Lul Ruai Koang (G), porte-parole militaire de l'Armée populaire de libération du Soudan (APLS) et James Gatdet Dak, porte-parole du chef de l'opposition Riek Machar (D), à Addis Abeba le 9 mai 2014.

Le porte-parole des rebelles du Soudan du Sud, James Gatdet Dak, a été condamné à mort pour trahison  lundi, un an après avoir été expulsé du Kenya où il avait obtenu le statut de réfugié.

"Peine de mort par pendaison", a déclaré le juge Ladu Armenio d'un tribunal de Juba à l'accusé reconnu coupable de trahison et d'autres crimes contre l'Etat.
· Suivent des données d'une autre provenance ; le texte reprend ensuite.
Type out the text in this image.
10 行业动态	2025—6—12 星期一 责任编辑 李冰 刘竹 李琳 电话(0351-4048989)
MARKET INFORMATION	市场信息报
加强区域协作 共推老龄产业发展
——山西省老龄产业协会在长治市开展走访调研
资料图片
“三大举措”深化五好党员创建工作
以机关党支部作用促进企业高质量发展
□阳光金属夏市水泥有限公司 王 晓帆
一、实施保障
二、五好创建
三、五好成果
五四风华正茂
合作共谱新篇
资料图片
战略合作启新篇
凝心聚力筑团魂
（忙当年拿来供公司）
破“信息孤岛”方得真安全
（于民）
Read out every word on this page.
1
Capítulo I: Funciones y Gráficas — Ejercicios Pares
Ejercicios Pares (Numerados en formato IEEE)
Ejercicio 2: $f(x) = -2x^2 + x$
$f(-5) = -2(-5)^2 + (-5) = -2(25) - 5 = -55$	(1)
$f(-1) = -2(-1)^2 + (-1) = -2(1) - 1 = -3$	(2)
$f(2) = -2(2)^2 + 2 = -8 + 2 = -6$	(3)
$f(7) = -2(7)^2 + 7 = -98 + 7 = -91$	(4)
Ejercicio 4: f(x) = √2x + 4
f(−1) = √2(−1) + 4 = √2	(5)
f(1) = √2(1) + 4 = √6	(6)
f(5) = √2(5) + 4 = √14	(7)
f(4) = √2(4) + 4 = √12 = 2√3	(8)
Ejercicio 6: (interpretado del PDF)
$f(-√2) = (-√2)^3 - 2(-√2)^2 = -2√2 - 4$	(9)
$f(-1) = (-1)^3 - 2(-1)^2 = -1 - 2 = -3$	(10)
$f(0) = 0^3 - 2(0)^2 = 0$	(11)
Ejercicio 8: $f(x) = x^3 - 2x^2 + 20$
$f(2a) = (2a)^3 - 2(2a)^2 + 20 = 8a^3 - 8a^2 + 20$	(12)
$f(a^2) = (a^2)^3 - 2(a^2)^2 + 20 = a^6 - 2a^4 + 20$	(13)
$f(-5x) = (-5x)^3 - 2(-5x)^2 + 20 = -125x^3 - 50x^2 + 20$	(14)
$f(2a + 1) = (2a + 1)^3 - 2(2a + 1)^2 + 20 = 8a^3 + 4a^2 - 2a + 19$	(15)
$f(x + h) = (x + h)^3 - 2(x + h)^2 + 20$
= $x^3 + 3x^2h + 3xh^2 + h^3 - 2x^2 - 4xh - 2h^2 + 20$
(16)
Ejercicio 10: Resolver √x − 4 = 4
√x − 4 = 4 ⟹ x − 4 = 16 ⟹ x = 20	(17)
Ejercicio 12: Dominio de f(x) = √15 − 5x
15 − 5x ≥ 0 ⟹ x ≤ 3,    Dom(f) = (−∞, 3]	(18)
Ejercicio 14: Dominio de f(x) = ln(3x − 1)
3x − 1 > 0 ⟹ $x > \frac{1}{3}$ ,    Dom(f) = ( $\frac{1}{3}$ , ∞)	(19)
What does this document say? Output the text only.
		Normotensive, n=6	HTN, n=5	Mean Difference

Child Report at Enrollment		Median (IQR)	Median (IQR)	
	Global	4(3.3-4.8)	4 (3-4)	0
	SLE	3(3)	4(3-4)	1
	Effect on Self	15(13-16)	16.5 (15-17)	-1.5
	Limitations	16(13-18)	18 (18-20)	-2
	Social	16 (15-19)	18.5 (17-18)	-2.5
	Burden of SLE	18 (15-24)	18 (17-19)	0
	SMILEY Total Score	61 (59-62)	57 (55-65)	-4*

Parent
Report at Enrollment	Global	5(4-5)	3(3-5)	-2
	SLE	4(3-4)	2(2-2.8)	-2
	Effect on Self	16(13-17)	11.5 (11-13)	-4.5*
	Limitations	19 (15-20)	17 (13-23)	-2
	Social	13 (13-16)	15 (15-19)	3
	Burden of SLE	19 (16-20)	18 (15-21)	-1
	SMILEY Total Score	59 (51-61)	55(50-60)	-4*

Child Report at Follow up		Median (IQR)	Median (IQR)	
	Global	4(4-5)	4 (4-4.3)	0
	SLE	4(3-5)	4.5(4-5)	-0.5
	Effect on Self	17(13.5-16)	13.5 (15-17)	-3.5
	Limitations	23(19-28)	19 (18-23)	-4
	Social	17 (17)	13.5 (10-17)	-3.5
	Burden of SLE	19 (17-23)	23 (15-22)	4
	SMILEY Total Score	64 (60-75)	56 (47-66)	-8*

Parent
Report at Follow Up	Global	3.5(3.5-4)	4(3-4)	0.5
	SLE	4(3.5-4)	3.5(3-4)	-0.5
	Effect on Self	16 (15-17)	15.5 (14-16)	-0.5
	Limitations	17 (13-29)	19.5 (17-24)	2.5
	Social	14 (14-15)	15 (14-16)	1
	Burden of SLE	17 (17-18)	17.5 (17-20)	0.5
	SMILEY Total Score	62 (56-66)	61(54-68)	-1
L'ancien journaliste, qui a proclamé son innocence, a également été condamné à 21 ans de prison, une peine qu'il devrait purger avant son exécution.


Cette condamnation intervient alors que des négociations de paix engagées entre le gouvernement sud-soudanais et les rebelles sont au point mort en Ethiopie et que les deux camps s'accusent mutuellement d'avoir lancé des opérations militaires contre l'autre.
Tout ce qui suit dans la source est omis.